How is the perspective of The Curator’s Daughter unique compared to other novels in the WWII genre?
This novel steps right into the heart of Germany before and then during World War II. The Jewish people were repeatedly welcomed and then expelled from Nuremberg for more than five hundred years, and this story explores—through the perspective of a female archaeologist and wife of an SS officer—why many Germans didn’t try to stop this abuse. The Curator’s Daughter demonstrates this pattern of persecution through stories from earlier centuries and remembers the heroes who stood up against evil. Each character must ultimately choose whether to embrace an identity cultivated not from circumstances or their family but from knowing that they are a son or daughter of God.
What was one of the most surprising things you discovered in your research for this novel?
When I began writing this novel, I knew the Nazis stole artwork and other artifacts from Eastern Europe, but I had no idea they also kidnapped Jewish children to be raised as “racially pure” Germans. The Nazis had begun losing many of their countrymen in the war so they took it upon themselves to measure these children for what they considered defects and “aryanize” those who they thought would help build a new German culture and loyal army. Some accounts say that more than 200,000 children were kidnapped from countries like Poland, Czechoslovakia, and Yugoslavia. Many of these kids were too young to remember their biological families, and some didn’t find out for decades that they weren’t really German.
How did you get the idea for the connection between your two main characters, Hanna and Ember?
The connection between Hanna and Ember slowly developed as I realized that Ember would be a Holocaust researcher, inspired by the stories of her former teacher on Martha’s Vineyard, and the victim of a modern-day cult. As she delves deeper into her teacher’s past, she discovers Hanna’s story, and this story ultimately changes her life. As a time-slip writer, it’s rewarding for me to weave the stories of past and present characters together as I discover the connections between them. I won’t give away all the threads, of course, but the similarities in what Hanna faced in the 1940s and what Ember continues to face today surprised me.
Which was your favorite character to write? Which one was the most challenging to write?
I really enjoyed writing Lilly’s perspective as a child in the Sonnenwiese Children’s Home. Most adults struggled silently during this difficult time, but I was able to raise some of the harder questions through the wonder and confusion of an innocent girl who understood clearly the difference between right and wrong. A girl who was ultimately forced by adults into believing a lie. Her journey, I think, represents what was happening to Germany as a whole at the time.

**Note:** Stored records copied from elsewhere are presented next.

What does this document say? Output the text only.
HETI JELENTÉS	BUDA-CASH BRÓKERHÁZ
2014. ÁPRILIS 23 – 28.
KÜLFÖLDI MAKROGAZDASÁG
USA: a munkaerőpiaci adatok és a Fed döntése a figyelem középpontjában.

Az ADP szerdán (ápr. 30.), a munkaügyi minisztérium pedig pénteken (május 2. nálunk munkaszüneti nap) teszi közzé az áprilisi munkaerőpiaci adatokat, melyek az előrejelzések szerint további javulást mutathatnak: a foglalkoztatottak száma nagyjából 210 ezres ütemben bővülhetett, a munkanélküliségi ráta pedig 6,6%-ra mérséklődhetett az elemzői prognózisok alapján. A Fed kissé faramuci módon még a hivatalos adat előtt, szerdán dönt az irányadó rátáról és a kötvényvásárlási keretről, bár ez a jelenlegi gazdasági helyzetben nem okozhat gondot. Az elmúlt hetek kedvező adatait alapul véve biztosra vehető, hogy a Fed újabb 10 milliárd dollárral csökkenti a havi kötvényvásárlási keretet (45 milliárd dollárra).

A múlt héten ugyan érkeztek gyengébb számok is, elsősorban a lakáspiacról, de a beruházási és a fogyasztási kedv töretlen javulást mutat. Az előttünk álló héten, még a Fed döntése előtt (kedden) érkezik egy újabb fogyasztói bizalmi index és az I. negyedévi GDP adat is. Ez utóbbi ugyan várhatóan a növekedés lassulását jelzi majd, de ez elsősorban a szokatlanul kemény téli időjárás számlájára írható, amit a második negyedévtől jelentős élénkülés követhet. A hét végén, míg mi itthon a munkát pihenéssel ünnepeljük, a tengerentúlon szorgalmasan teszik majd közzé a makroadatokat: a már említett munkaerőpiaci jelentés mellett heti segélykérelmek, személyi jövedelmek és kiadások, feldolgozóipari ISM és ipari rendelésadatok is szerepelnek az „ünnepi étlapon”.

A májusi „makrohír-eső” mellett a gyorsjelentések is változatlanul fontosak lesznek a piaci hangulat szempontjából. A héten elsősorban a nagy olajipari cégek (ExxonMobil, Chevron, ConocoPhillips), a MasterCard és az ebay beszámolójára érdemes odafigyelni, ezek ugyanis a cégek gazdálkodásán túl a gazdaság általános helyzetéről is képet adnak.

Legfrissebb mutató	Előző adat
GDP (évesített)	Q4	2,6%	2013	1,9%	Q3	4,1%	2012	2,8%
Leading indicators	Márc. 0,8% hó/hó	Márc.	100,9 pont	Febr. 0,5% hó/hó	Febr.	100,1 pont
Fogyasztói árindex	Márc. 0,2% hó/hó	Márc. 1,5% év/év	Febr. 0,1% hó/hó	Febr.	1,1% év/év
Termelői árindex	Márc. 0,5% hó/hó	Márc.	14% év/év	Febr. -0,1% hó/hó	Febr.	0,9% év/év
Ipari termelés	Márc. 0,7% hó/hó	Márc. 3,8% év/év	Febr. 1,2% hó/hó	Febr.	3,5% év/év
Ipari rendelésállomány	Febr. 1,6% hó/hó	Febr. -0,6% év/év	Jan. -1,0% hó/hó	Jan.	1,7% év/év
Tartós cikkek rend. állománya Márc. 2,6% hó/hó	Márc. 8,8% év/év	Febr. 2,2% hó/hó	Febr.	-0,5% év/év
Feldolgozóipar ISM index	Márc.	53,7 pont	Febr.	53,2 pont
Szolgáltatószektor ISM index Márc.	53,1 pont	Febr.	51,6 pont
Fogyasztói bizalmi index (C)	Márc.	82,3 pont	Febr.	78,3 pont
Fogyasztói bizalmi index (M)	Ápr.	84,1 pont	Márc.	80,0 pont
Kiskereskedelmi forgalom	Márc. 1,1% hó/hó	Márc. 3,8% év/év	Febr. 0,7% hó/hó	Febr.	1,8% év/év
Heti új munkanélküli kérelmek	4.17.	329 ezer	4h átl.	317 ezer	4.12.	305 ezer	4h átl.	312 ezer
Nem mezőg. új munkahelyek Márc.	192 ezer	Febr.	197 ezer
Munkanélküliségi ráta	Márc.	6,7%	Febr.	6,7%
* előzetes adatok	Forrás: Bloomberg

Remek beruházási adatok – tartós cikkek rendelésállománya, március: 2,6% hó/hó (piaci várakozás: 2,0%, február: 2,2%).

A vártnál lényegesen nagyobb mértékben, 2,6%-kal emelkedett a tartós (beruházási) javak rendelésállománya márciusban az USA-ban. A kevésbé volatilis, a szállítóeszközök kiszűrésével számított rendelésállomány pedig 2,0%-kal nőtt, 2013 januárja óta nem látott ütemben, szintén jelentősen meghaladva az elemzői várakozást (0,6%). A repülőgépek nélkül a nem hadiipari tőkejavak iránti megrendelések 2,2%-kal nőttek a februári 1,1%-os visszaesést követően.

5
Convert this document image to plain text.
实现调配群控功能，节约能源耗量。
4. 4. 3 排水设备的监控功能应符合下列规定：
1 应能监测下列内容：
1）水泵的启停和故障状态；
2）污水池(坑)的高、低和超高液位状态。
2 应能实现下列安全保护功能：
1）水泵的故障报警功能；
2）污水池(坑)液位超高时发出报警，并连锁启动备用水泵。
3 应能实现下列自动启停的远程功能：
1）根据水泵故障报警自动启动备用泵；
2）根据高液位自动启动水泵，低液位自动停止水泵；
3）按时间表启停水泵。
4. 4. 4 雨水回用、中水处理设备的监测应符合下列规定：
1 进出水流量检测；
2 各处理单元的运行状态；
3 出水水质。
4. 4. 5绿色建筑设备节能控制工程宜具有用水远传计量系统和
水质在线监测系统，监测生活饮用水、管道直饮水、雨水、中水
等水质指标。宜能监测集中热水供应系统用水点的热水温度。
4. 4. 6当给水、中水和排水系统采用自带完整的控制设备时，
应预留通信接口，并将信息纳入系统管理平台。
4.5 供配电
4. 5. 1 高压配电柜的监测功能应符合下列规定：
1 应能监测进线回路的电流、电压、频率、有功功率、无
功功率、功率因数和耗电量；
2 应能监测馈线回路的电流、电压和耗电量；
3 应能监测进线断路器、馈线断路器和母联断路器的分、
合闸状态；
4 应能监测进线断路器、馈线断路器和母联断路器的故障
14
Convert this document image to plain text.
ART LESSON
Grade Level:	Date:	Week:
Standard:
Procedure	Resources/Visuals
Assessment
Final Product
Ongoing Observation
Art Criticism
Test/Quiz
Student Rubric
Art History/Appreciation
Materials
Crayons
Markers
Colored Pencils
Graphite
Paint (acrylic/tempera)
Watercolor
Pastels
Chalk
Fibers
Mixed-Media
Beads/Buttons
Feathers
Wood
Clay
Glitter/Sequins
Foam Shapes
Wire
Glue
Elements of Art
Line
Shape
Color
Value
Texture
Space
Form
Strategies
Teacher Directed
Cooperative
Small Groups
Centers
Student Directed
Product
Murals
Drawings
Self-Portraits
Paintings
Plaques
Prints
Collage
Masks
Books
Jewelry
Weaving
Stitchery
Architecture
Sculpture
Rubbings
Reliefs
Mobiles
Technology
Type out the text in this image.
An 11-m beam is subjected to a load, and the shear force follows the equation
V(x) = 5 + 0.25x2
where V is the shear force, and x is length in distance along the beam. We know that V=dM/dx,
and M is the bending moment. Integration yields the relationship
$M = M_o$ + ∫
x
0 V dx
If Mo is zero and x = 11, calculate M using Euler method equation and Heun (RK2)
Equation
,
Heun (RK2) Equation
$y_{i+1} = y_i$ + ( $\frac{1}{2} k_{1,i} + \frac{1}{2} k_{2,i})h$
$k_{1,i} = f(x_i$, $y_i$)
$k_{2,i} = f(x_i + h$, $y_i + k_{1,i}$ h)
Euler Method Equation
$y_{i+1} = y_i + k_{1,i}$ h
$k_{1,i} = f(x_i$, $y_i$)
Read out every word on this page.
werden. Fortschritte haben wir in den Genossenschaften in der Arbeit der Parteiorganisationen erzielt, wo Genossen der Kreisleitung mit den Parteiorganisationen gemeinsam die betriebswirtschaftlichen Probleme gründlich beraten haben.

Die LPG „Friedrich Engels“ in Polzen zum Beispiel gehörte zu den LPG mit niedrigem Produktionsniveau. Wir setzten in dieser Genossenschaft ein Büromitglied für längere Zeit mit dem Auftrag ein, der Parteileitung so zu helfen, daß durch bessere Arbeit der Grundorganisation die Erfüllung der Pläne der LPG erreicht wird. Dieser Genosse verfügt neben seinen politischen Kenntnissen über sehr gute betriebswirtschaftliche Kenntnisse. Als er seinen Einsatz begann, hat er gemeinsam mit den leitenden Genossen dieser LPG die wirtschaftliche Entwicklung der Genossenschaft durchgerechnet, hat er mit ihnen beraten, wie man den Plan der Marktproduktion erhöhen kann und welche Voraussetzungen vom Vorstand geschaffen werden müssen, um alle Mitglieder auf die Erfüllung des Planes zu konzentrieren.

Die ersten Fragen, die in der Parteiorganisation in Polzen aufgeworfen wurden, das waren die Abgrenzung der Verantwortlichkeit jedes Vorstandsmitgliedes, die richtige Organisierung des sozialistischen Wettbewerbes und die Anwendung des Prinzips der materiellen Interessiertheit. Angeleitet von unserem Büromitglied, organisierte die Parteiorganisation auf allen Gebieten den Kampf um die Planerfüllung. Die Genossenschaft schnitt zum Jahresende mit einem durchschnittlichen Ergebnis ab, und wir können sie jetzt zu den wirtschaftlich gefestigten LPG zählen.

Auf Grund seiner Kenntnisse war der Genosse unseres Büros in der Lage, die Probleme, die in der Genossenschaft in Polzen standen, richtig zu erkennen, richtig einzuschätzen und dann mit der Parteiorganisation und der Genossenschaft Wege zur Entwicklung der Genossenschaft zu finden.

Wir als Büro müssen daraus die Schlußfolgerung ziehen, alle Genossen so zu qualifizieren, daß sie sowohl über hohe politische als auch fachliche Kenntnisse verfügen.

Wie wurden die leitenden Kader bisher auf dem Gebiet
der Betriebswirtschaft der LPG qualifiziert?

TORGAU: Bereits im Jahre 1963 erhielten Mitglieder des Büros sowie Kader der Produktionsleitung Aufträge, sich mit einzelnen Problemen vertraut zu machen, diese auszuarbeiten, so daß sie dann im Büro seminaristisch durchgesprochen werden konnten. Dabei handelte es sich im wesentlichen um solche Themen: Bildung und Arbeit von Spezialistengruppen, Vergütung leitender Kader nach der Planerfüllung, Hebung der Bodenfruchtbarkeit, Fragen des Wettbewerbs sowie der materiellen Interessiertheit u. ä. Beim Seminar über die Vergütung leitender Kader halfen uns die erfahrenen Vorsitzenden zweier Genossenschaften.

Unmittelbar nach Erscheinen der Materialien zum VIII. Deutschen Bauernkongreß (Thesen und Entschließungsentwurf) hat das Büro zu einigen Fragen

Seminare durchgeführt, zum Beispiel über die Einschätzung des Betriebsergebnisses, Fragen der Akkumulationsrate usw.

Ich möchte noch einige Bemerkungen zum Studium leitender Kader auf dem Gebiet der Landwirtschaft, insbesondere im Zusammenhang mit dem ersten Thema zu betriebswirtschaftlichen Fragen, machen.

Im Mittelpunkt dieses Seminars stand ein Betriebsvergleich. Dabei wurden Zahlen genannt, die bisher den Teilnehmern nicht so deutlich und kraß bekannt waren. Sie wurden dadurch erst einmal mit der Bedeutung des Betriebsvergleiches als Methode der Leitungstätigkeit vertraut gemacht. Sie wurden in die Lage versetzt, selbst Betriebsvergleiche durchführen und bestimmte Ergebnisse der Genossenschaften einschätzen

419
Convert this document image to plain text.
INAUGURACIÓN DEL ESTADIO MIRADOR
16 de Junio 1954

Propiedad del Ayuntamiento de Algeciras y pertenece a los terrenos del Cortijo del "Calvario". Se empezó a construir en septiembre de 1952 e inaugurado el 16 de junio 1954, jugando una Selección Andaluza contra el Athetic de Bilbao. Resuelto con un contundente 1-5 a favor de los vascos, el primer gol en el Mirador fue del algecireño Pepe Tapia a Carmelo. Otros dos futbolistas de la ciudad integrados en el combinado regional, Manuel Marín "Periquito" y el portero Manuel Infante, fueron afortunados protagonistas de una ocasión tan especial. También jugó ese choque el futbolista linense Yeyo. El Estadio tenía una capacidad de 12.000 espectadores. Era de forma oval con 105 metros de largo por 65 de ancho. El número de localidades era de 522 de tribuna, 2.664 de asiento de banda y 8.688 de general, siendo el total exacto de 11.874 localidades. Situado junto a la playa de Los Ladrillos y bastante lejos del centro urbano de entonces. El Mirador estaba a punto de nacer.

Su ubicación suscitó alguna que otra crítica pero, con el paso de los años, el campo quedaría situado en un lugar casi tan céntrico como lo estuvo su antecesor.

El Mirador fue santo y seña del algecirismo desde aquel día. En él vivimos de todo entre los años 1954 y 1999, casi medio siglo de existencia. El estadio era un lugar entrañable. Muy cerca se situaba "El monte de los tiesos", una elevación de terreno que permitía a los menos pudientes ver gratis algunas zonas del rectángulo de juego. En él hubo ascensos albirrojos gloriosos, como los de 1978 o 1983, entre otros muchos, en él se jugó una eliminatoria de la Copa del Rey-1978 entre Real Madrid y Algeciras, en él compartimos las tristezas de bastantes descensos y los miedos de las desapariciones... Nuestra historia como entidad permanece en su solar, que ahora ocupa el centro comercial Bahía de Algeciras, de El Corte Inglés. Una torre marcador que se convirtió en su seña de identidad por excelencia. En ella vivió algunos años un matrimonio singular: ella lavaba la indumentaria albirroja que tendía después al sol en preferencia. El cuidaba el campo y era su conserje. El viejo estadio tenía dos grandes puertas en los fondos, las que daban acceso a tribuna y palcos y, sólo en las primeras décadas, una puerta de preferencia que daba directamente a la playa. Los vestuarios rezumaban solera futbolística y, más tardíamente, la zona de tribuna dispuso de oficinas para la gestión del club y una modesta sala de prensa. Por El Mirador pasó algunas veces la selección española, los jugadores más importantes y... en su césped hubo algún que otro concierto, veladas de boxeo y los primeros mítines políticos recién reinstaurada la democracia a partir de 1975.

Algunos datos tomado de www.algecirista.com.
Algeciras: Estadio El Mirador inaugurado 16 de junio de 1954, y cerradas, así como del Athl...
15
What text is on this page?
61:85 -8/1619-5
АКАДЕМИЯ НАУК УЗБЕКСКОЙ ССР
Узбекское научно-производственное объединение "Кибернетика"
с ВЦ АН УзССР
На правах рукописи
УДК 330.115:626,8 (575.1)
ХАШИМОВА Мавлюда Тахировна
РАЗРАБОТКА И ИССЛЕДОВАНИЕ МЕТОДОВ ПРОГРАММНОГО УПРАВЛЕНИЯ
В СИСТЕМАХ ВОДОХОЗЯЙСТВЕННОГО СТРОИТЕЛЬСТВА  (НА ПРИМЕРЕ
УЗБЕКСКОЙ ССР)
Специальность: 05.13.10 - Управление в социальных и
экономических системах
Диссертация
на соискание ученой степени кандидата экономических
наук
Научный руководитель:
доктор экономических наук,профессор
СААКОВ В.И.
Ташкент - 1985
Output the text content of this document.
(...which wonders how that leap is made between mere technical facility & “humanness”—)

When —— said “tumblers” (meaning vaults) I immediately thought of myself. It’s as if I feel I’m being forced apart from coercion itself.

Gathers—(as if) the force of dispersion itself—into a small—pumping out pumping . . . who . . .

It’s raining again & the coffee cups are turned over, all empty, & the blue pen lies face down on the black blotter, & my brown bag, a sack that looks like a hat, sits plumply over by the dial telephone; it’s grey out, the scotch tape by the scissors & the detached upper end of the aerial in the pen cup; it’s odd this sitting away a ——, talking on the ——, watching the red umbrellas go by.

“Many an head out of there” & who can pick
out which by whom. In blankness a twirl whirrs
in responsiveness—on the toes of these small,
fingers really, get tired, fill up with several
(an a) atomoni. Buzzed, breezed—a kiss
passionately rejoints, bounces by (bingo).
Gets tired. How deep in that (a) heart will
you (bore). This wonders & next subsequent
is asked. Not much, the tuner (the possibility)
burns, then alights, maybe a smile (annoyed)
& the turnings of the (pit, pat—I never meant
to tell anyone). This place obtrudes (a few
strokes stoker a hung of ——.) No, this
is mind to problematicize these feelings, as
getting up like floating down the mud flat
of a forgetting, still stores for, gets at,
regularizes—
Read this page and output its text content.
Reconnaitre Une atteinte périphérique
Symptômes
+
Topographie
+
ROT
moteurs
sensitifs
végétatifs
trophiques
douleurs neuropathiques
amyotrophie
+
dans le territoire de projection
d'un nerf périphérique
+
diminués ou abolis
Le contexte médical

The most challenging character for me to write was Hanna Tillich, an archaeologist and eventually the wife of an SS officer. I liked her drive and search for the truth as she was trapped under Hitler’s regime, but it was hard to create an empathetic heroine who once worked for the Nazis.
As with many of my novels, I’d like readers to dig deep as they read her story and wonder what they would have done if they lived during the Holocaust. And what they can do now to help and encourage others.
What made you want to write historical fiction? What about this genre do you most enjoy?
I’m the reader who wants an epilogue in every historical novel, so the time-slip genre with both a historical and a contemporary plot is the perfect fit. I love learning from history, and with time-slip, I can write about how something that happened in the past continues to impact people today. How even with the hardest of circumstances, the greatest of heartaches, redemption can still happen years later. As a result, I hope readers are able to embrace hope for their own story.
Can you tell us about some of your upcoming projects?
I’m currently writing a time-slip novel inspired by another true story, this one about a young Quaker woman who helped Jewish children escape over the French Pyrenees near the end of World War II. This next book will take readers on a harrowing escape in Southern France and then over the ocean to a beautiful, remote farm in Oregon with a caretaker who has harbored a terrible secret for more than fifty years.